The thing that drives me up the wall is "index.html" - that's pretty much inexcusable in my opinion. There are even some sites where the root path on the domain REDIRECTS to example.com/index.html - don't do that.
<a href="/x/"> will work, but will break when someone decides to move "/x" to "/y".
<a href="."> will work from the server, which does an internal redirect, but not on the static version on my local drive I'm going to demo to my boss. (I also have a hunch a significant number of developers aren't aware of "." and don't know this is an option.)
So we end up with <a href="index.html"> for better or worse.
If you're having problems like this, your web development environment is total garbage and should be fixed.
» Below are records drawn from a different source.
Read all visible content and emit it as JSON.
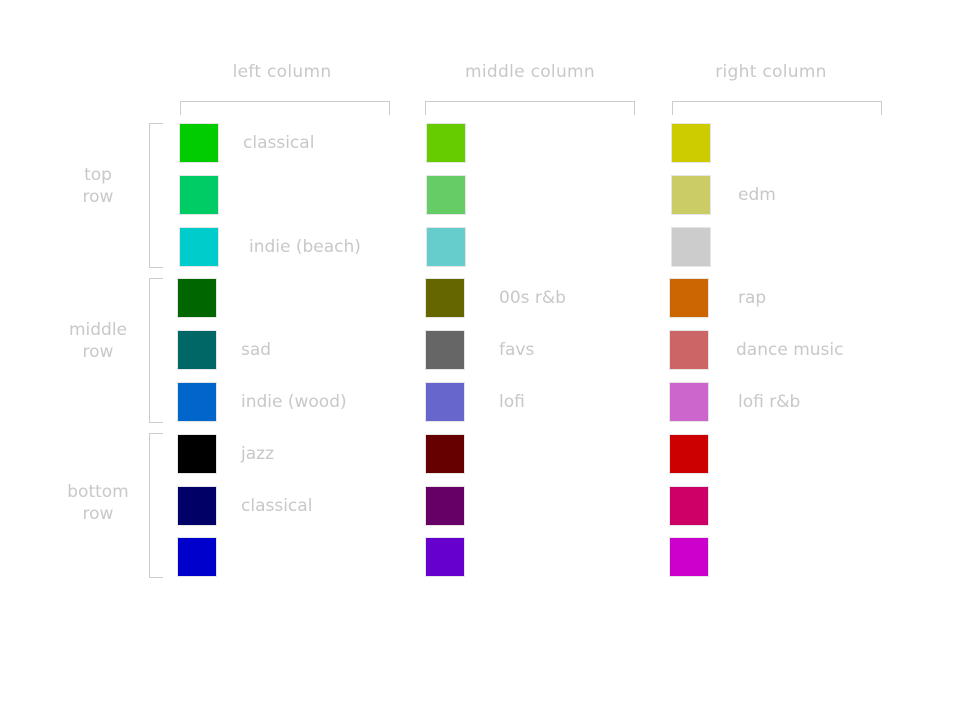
{
  "columns": [
    {
      "label": "left column"
    },
    {
      "label": "middle column"
    },
    {
      "label": "right column"
    }
  ],
  "rows": [
    {
      "label": "top\nrow"
    },
    {
      "label": "middle\nrow"
    },
    {
      "label": "bottom\nrow"
    }
  ],
  "swatches": [
    {
      "col": 0,
      "pos": 0,
      "color": "#00cc00",
      "label": "classical"
    },
    {
      "col": 0,
      "pos": 1,
      "color": "#00cc66",
      "label": ""
    },
    {
      "col": 0,
      "pos": 2,
      "color": "#00cccc",
      "label": "indie (beach)"
    },
    {
      "col": 0,
      "pos": 3,
      "color": "#006600",
      "label": ""
    },
    {
      "col": 0,
      "pos": 4,
      "color": "#006666",
      "label": "sad"
    },
    {
      "col": 0,
      "pos": 5,
      "color": "#0066cc",
      "label": "indie (wood)"
    },
    {
      "col": 0,
      "pos": 6,
      "color": "#000000",
      "label": "jazz"
    },
    {
      "col": 0,
      "pos": 7,
      "color": "#000066",
      "label": "classical"
    },
    {
      "col": 0,
      "pos": 8,
      "color": "#0000cc",
      "label": ""
    },
    {
      "col": 1,
      "pos": 0,
      "color": "#66cc00",
      "label": ""
    },
    {
      "col": 1,
      "pos": 1,
      "color": "#66cc66",
      "label": ""
    },
    {
      "col": 1,
      "pos": 2,
      "color": "#66cccc",
      "label": ""
    },
    {
      "col": 1,
      "pos": 3,
      "color": "#666600",
      "label": "00s r&b"
    },
    {
      "col": 1,
      "pos": 4,
      "color": "#666666",
      "label": "favs"
    },
    {
      "col": 1,
      "pos": 5,
      "color": "#6666cc",
      "label": "lofi"
    },
    {
      "col": 1,
      "pos": 6,
      "color": "#660000",
      "label": ""
    },
    {
      "col": 1,
      "pos": 7,
      "color": "#660066",
      "label": ""
    },
    {
      "col": 1,
      "pos": 8,
      "color": "#6600cc",
      "label": ""
    },
    {
      "col": 2,
      "pos": 0,
      "color": "#cccc00",
      "label": ""
    },
    {
      "col": 2,
      "pos": 1,
      "color": "#cccc66",
      "label": "edm"
    },
    {
      "col": 2,
      "pos": 2,
      "color": "#cccccc",
      "label": ""
    },
    {
      "col": 2,
      "pos": 3,
      "color": "#cc6600",
      "label": "rap"
    },
    {
      "col": 2,
      "pos": 4,
      "color": "#cc6666",
      "label": "dance music"
    },
    {
      "col": 2,
      "pos": 5,
      "color": "#cc66cc",
      "label": "lofi r&b"
    },
    {
      "col": 2,
      "pos": 6,
      "color": "#cc0000",
      "label": ""
    },
    {
      "col": 2,
      "pos": 7,
      "color": "#cc0066",
      "label": ""
    },
    {
      "col": 2,
      "pos": 8,
      "color": "#cc00cc",
      "label": ""
    }
  ]
}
99% of the time the reason for index.html is the developer was viewing static files in their browser because they didn't have a proper server or test environment. This is inexcusable in 2012.
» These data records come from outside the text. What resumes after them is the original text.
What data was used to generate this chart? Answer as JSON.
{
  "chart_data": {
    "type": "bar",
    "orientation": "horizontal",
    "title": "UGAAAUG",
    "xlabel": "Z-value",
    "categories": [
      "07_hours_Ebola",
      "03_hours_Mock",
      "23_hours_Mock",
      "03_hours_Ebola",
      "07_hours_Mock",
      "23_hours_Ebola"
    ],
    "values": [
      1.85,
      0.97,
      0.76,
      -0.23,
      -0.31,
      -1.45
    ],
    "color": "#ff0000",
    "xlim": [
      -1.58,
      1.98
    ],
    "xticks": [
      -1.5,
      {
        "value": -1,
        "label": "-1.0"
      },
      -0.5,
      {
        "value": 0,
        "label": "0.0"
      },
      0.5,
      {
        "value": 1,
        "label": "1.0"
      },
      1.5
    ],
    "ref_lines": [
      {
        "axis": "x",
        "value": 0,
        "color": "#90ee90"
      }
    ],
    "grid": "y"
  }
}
The index object should be the default page opened by a webserver for any given unspecified path.
Eg: http://www.example.com/path/to/url/ should open to the first specified of the the specified default objects, typically index.html index.shtml index.php index.php, or similar. This is defined in your Apache conf file, or locally via .htaccess.
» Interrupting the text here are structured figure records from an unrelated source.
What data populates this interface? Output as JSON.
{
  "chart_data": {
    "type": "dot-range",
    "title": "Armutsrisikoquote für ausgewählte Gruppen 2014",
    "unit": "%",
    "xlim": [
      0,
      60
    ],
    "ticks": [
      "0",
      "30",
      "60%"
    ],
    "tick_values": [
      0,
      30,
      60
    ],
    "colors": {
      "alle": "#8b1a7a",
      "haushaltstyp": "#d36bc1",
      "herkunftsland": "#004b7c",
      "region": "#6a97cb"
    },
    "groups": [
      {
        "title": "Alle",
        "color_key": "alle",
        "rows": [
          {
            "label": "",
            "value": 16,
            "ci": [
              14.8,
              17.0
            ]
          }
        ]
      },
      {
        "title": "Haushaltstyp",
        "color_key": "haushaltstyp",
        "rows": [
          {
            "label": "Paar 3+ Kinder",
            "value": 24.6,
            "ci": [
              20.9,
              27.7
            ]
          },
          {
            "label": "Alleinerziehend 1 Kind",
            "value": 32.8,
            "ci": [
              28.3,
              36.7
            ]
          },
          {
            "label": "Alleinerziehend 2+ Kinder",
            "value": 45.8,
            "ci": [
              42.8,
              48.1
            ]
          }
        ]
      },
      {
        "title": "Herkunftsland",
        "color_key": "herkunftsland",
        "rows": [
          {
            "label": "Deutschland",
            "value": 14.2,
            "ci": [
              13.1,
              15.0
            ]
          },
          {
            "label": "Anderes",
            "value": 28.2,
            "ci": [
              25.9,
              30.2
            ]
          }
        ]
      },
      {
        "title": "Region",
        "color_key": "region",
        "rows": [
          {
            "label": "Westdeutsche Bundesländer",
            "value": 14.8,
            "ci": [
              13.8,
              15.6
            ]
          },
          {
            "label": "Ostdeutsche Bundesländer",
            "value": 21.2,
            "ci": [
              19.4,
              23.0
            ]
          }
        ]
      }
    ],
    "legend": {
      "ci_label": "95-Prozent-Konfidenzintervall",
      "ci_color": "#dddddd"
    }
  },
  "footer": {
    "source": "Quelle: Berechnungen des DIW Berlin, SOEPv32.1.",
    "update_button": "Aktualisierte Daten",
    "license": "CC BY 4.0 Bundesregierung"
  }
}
I understand that: index.html is just one possible name for the "default page" filename. IMO its perfectly valid (if redundant) to specify it explicitly in a url. I still don't understand why this was described (not by you) as unacceptable.
In general, you want URLs that are short, clear, memorable, and stable. You want to tell people,
"Come to mydomain.com/blog," not,
"Come to http://www.wordpress.mydomain.com/stamp_collectors_heaven_bl... The latter includes lots of information that their browser + your server can figure out, so you shouldn't be burdening your (potential) users with it.
So, regarding the "index.html" portion: The index is the default. There's no point having a default if you have to specify it, and there's no point specifying it if it's the default.
A web page should have one and only one URL. If you link to the index.html version of a page you're creating two URLs for that page (the index.html one and the bare / one). The / one is shorter, easier to type and more attractive, so you should pick that one.
If you'd started with the 'document'-.'html' naming convention, you could use any of numerous webserver hacks to preserve this illusion. How you request something has little to do with what the server does to satisfy your request.
What I was distinguishing earlier was the distinction between 'return default index of this level of the path' and 'return a specific document from this level of the path'. Specifically indicating 'index.html' is a tad gauche.